🤖 AI Summary
As robots become increasingly prevalent in human environments, the role of “robot managers”—individuals responsible for deploying, supervising, and troubleshooting robotic systems—is growing in importance, yet remains poorly supported and ambiguously defined. This study addresses this gap by positioning robot managers as key stakeholders and, through a scoping literature review combined with the authors’ field-based reflective practice, develops a typology of their work activities that reveals the heterogeneity and complexity inherent in their tasks. Building on these insights, the paper proposes a design framework and concrete recommendations tailored to robot managers and the broader service ecosystems in which they operate, aiming to enhance their operational effectiveness and facilitate the seamless integration of robots into real-world settings.
📝 Abstract
Robots are increasingly present in human spaces, such as for conducting deliveries in hospitals, interacting with visitors at museums, and stocking items in warehouses. To ensure the seamless integration of robots into these spaces, a new role in human-robot interaction is emerging - the robot wrangler, namely an individual who is responsible for setting up, overseeing, and troubleshooting the robot.
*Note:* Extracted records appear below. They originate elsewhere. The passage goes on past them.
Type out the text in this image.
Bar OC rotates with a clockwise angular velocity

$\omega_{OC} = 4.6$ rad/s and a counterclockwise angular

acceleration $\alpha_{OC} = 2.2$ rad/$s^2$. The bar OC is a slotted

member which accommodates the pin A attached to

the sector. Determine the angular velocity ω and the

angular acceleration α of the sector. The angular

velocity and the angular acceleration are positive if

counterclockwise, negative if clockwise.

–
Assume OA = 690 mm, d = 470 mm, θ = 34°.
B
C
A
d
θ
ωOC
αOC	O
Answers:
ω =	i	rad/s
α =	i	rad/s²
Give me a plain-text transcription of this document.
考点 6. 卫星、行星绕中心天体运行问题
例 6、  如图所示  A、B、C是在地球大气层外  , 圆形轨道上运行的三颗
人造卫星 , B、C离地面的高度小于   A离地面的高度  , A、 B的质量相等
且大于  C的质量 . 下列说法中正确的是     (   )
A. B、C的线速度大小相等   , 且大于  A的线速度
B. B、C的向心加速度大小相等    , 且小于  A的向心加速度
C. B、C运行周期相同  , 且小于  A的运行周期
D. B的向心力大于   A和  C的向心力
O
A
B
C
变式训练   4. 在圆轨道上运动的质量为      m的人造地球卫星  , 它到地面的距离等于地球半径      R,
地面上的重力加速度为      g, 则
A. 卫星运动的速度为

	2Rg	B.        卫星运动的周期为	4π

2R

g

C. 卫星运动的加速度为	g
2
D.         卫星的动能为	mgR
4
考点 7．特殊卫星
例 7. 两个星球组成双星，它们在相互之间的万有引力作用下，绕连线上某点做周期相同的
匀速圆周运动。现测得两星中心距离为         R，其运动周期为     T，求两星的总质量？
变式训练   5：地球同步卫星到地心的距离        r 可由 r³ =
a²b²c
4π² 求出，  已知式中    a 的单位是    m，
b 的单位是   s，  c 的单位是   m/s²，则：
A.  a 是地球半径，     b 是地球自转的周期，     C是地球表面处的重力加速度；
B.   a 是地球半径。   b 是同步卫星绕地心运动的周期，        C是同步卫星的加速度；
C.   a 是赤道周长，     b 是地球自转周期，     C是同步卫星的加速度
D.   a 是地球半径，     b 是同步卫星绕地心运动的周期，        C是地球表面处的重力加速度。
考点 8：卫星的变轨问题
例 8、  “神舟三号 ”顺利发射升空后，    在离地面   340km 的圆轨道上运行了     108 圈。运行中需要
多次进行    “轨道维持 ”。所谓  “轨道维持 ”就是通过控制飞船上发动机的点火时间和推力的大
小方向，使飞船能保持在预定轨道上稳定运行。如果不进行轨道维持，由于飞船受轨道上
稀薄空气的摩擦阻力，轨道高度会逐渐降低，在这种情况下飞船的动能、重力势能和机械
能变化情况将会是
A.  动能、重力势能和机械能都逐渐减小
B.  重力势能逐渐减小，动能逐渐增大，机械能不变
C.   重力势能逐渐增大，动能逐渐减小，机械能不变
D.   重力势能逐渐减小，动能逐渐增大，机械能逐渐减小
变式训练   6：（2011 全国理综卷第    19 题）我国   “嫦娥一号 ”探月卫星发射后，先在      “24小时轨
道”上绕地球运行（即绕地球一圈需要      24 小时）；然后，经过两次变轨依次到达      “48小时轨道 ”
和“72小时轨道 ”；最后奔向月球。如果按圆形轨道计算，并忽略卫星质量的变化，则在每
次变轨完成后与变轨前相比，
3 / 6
To understand the needs of this stakeholder, we conducted a scoping review that uncovered a typology of robot wrangling across the research literature, and discovered that wrangling is an umbrella term that collapses a highly complex and heterogeneous space of activities, often rendering this labor difficult to characterize and support. To further clarify and understand robot wrangling, we then reflected on our own firsthand and imagined experiences as robot wranglers within our own respective domains. Guided by the scoping review and our reflections, we devise a series of design implications for supporting wranglers directly as individuals and as members of a wider service ecology.